BitStorm

Geobit
UI - Main
UI - Dashboard overview for feature evaluation
UI - Full feature classification reasoning
UI - Feature classification and reasoning

Inspiration

Compliance decisions often bottleneck product velocity. Teams ship specs with geo/age logic, but legal review is slow, inconsistent, and rarely documented well enough for audits. We wanted a system that meets product speed, makes evidence-backed decisions, and remains HITL-friendly—so humans can override when needed and the paper trail stays pristine.

What it does

BitStorm (a.k.a. ComplianceGuardAI+) ingests feature descriptions (CSV or quick-add), normalises jargon, plans retrieval, collects evidence (KB/Web), synthesises findings, and outputs an audit-ready decision (with confidence, conditions, and citations).
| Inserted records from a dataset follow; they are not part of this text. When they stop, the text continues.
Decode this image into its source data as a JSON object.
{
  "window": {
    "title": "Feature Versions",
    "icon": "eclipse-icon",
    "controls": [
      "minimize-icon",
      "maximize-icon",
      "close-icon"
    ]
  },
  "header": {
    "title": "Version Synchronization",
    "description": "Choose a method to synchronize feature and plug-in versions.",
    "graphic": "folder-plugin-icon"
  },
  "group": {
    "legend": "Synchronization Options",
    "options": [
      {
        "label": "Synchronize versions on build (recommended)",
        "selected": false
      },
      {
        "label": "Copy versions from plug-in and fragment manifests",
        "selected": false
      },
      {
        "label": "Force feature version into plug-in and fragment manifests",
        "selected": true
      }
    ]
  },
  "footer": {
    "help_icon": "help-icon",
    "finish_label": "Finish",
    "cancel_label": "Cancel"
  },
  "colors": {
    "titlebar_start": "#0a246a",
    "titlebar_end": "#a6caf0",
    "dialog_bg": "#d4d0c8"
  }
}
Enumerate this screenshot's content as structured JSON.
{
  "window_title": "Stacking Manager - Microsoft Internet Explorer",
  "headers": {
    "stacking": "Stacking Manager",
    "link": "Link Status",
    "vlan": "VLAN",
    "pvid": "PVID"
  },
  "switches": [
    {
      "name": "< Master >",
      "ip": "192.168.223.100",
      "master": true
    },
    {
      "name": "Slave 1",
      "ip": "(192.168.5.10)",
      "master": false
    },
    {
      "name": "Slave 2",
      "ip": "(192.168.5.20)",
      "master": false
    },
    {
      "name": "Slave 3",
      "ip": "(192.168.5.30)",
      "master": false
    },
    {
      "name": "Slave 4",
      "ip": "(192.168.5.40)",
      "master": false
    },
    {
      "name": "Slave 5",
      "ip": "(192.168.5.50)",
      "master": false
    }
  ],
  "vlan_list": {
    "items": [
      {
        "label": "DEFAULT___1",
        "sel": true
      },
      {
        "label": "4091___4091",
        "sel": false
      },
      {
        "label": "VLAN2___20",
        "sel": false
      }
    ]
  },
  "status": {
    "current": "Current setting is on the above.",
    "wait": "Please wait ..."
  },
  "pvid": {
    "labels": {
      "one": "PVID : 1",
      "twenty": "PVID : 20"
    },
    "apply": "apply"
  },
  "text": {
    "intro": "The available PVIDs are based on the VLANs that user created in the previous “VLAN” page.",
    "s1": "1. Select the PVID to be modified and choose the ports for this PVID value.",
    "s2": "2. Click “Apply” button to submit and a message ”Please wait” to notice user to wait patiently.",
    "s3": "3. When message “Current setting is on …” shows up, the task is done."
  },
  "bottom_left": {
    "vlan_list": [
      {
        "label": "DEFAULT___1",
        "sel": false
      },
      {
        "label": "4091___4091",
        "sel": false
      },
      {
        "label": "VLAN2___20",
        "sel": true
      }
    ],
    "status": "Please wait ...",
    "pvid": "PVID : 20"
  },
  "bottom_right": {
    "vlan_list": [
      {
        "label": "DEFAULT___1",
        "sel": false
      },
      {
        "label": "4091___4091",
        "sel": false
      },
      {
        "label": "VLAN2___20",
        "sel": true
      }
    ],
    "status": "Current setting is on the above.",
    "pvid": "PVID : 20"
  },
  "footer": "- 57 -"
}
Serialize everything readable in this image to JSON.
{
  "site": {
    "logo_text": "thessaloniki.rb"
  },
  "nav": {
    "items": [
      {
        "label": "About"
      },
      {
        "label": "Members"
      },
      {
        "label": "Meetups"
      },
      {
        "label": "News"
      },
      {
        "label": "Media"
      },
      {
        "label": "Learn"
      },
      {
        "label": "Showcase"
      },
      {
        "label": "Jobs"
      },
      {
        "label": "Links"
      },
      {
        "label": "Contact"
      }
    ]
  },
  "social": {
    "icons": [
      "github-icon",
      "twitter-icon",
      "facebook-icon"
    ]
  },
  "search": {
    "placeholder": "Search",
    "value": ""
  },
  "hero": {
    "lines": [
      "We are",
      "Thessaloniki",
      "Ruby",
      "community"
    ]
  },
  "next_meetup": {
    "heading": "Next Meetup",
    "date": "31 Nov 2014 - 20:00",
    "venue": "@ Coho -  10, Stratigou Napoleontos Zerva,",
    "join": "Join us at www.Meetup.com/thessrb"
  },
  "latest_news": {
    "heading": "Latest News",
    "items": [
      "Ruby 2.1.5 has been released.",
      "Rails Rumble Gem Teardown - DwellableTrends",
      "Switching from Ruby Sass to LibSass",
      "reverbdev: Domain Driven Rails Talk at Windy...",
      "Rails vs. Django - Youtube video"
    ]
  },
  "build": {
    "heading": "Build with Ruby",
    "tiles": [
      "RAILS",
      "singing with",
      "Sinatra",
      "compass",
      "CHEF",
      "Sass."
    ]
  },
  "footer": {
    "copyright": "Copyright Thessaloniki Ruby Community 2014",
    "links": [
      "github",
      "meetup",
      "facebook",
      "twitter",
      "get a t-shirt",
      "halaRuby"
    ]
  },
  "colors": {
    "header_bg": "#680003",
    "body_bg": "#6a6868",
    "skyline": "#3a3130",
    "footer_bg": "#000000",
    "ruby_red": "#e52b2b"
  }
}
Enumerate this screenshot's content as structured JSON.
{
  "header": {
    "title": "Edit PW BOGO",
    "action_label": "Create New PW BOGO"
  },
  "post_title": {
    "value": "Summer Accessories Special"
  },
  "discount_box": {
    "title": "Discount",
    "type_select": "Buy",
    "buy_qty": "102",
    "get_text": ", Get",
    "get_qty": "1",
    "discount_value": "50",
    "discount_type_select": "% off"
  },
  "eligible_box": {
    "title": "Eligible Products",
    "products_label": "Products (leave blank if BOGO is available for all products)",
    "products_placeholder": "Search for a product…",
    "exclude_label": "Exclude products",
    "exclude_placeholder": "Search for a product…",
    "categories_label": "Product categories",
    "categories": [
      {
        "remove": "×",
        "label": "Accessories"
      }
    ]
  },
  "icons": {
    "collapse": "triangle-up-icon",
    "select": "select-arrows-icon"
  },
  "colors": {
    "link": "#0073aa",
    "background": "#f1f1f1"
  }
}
The FE streams decisions row-by-row, and reviewers can approve/reject with rationale—all persisted for audits and re-hydration by feature_id.

Solution Overview

We developed a multi-agent architecture to automate complex regulatory analysis workflows, powered by OpenAI Agents SDK.

Workflow architecture:

(Pre Screen Agent -> Jargon Agent -> Planner Agent -> Retriever Agent -> Synthesiser Agent -> Reviewer Agent -> Summariser)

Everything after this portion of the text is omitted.